Voyager c’est, comme le guerrier des steppes de Mongolie, embrasser l’horizon d’un regard et s’élancer, dans la fraîcheur du matin, à l’assaut du monde, pour finalement réaliser que c’est immanquablement  nous, les nomades de toujours, qui nous laissons conquérir par le monde et non l’inverse.

 

Aucun confort, aucun luxe, aucune possession qui n’égale l’ivresse du grand voyageur qui sait tout risquer pour découvrir d’autres humanités. Aucune liqueur, fusse-t’elle la plus précieuse, qui ne puisse rivaliser avec le godet d’eau-de-vie lorsqu’il est partagé en frère, à la lueur de la lampe à pétrole.
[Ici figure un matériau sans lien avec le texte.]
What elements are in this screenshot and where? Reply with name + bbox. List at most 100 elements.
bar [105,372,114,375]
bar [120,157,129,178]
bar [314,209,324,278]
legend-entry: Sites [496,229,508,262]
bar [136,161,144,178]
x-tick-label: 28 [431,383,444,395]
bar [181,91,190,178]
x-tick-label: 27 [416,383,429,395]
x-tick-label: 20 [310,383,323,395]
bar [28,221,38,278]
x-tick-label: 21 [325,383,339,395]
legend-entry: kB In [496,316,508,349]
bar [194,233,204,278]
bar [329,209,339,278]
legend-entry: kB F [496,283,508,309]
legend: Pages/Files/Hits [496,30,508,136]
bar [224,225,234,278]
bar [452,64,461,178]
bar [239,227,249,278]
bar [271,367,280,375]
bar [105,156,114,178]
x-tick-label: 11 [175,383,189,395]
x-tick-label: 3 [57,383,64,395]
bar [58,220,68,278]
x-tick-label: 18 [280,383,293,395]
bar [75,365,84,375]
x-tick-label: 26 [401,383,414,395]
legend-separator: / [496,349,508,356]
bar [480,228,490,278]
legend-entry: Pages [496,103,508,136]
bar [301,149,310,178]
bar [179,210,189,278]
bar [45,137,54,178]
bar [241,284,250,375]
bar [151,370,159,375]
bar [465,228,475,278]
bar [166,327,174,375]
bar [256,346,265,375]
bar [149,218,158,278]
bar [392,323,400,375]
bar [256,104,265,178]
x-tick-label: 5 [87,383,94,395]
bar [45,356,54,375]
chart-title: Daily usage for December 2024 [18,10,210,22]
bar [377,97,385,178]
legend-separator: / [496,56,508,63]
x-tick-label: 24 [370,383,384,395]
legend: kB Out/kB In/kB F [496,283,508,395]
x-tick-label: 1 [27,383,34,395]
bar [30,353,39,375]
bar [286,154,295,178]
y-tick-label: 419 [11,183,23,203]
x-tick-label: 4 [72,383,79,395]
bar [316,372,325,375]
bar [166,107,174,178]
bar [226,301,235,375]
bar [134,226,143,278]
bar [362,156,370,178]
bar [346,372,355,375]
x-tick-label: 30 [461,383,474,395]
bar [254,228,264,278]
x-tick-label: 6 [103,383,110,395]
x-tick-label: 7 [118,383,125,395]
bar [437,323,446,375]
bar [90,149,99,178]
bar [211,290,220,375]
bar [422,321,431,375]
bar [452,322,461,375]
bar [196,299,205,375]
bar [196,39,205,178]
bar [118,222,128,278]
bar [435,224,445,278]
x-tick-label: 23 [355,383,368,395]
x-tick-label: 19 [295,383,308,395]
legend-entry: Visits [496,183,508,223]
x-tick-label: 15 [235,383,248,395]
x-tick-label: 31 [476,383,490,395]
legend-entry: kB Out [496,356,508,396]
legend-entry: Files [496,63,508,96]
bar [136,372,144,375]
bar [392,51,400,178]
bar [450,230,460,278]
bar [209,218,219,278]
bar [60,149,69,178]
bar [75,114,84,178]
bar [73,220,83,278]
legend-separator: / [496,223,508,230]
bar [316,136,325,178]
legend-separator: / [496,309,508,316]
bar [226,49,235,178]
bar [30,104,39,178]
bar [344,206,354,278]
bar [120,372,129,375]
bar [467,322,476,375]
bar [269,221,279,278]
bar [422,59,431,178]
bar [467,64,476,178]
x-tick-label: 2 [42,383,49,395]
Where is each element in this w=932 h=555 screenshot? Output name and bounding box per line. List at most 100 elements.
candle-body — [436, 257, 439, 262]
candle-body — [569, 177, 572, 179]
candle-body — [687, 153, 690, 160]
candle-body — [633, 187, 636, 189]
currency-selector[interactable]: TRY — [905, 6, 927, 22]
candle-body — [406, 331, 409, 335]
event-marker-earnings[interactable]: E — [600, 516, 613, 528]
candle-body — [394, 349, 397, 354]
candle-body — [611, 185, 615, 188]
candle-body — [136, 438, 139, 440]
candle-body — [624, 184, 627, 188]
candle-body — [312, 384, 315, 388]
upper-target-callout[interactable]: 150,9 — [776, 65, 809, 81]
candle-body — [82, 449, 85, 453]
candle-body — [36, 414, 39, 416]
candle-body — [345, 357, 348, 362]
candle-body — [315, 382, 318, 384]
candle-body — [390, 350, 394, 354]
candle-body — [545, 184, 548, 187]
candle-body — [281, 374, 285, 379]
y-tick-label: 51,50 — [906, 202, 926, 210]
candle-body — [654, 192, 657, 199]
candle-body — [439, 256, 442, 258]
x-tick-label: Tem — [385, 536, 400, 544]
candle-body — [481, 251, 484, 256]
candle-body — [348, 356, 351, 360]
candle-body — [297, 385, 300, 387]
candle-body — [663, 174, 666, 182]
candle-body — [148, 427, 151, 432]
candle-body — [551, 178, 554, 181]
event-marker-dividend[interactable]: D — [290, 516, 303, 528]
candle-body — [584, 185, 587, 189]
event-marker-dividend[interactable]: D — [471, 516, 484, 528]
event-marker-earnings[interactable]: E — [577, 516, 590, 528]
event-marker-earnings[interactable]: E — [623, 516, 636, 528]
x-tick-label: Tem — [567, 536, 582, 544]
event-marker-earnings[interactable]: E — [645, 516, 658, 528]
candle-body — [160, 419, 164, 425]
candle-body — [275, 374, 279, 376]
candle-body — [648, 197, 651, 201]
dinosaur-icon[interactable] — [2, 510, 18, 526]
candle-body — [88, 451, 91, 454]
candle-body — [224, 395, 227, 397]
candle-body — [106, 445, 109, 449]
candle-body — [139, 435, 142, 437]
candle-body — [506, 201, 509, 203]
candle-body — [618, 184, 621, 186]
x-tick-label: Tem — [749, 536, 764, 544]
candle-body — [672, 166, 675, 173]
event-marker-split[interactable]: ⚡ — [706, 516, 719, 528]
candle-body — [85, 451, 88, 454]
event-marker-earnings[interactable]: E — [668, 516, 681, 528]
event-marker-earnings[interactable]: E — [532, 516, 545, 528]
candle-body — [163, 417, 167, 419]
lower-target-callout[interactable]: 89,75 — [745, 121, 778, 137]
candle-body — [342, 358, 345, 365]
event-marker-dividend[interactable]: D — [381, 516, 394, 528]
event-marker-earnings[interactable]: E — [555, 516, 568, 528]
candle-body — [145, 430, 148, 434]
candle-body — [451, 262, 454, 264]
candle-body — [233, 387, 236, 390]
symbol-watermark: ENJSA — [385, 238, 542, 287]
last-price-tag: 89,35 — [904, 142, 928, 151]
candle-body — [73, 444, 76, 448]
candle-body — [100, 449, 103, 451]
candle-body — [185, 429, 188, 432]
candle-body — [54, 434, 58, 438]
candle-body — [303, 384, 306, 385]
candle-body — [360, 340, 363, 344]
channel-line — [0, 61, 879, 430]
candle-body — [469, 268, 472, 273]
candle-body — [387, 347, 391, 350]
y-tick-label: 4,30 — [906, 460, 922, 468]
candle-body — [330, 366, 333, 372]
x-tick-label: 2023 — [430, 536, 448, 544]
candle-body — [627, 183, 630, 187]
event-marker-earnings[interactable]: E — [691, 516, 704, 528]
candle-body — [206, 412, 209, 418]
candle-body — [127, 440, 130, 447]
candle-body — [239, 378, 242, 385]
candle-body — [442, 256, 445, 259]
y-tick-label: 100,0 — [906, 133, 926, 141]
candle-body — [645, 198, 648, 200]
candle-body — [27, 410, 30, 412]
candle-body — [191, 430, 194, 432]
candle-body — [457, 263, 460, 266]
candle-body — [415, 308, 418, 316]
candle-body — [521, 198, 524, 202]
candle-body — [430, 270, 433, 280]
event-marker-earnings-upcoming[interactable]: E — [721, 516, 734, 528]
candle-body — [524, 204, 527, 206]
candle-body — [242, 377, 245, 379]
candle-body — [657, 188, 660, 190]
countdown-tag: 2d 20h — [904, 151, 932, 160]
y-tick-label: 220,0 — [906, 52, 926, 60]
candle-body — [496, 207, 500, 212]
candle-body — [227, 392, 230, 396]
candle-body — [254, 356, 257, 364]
Pas d’émotion plus forte que celle de découvrir la valeur véritable de la  dignité, de la générosité chez ceux-là même qui n’ont que leur cœur pour toute richesse.

 

Redécouvrir les énergies telluriques, arpenter les sentiers oubliés, s’extasier dans le silence d’une nuit étoilée, frissonner en écoutant les hurlements des singes dans la jungle qui entoure les pyramides mayas, emplir son regard des couleurs vives des murs d’Amérique Latine, respirer à plein poumon, lentement en écoutant le chant du muezzin dans la pureté de l’aurore, suivre du regard la perle de sueur qui roule sur la peau noire du joueur de gwo-ka, écouter, comme hypnotisé, la voix du  conteur, s’allonger au milieu d’un champs de coquelicots, plonger dans la minéralité des croix des cimetières irlandais.

 

C’est au pas de l’homme qu’on peut aller vers l’homme, c’est dans l’oubli de soi qu’on peut rencontrer l’Autre, c’est dans les rêves insensés que naissent les plus belles aventures mais gardons nous de nos renoncements. C’est en leur sein qu’on assassine le nomade, que meure en nous l’enfant, qu’on met nos cœurs en cage.

 

Fuyons ceux qui nous parlent de « sérieux », d’ «être raisonnable », de « sécurité » ou d’  « avenir ». Leurs mots enferment l’homme plus sûrement que les barreaux. Ils le maintiennent dans la peur et la médiocrité. Il est des mots qui constituent des entraves invisibles, qui cachent des peurs inavouées et voudraient nous réduire au rang de serviles esclaves dans un monde de soumission et de douleurs éclatées. Dans ce monde, nos politiques, nos médias nous proclament à tout bout de champs d’autres mots,   comme un exutoire : ceux de « démocratie » ou de « liberté » par exemple. Mais contrairement à ceux qui vont s’inscrire sur le carnet du voyageur, ces mots là ne s’envolent pas, ne prennent pas corps, ils ne restent, hélas, trop souvent, que des mots.